悪党どもは容赦なく引き倒す、サイドラインを割ったボールは全てマイボール、ちょっとでも俺に触れた奴は全員、公務執行妨害で逮捕だ。

"Go ahead. Make my day(やれよ、楽しませてくれよ。どうなんだクソ野郎?)"

まあ、近頃は管理職──いわゆる「座り仕事」を任されてはいるが、この右脚のマグナムと犯人逮捕への執念は錆ついちゃいないぜ。

朝、俺の部屋の電話が鳴る。
フィル、替わりに取ってくれ……いや、弟はもう居ないのか。

電話の向こう、ボスは苛ついている。
近頃の多すぎる失点、里帰り中の刑事たちの怪我──そして、先の遊園地『サンダーランド』摘発失敗時の記者会見に対する、司法検察局からの厳しい通達。
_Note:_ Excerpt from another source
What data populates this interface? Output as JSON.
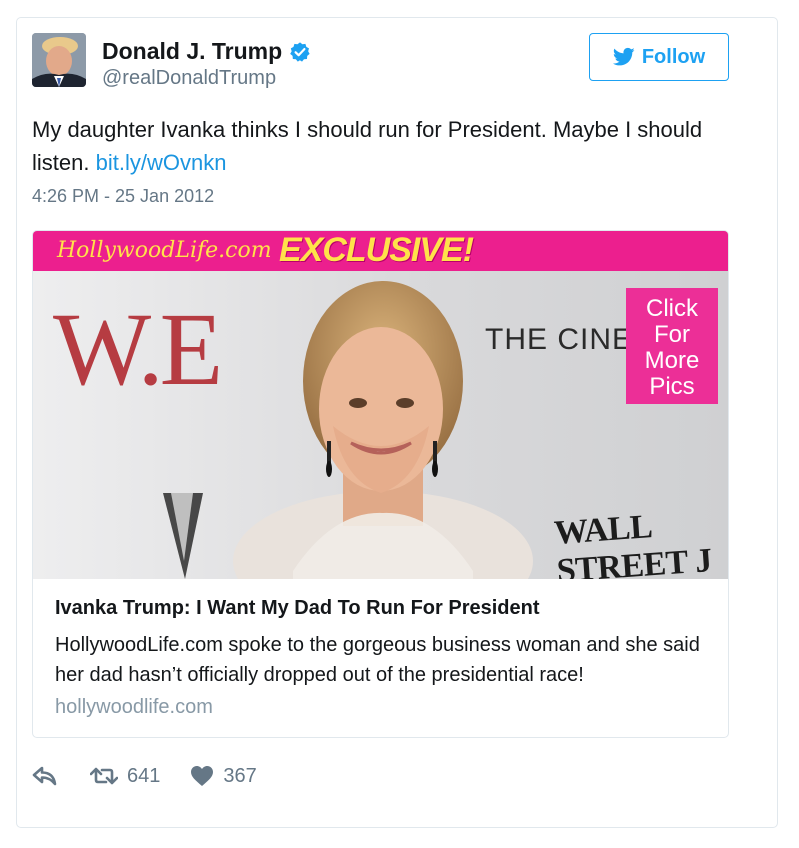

泣けるぜぇ……有罪を無罪としちまう様な、司法のジャッジメントには。
なまくらな連中のせいで、俺たちはどれほどホシを取り逃がしたってんだ。
まあ、俺くらいのヴェテランになると、それがボスの「私は命懸けで悪と戦う刑事たちの気持ちを代弁しているのだ!」という「計算づくのポーズ」だってことも、判ってはいるがね。

現場に出動して、守備の建て直しをしてくれ──ボスの言葉。
OK、ボス。

近頃、俺も歳をとって……銃弾飛び交う現場に向かう時は、いつもこう思う。今日が俺の最後の出動かもしれないってな。まあいいさ、17歳で刑事になって以来、棺桶で帰宅する決意は出来ている。出掛けに俺は、壁に貼った古い恋人の写真に告げる──ベックス、行ってくるぜ。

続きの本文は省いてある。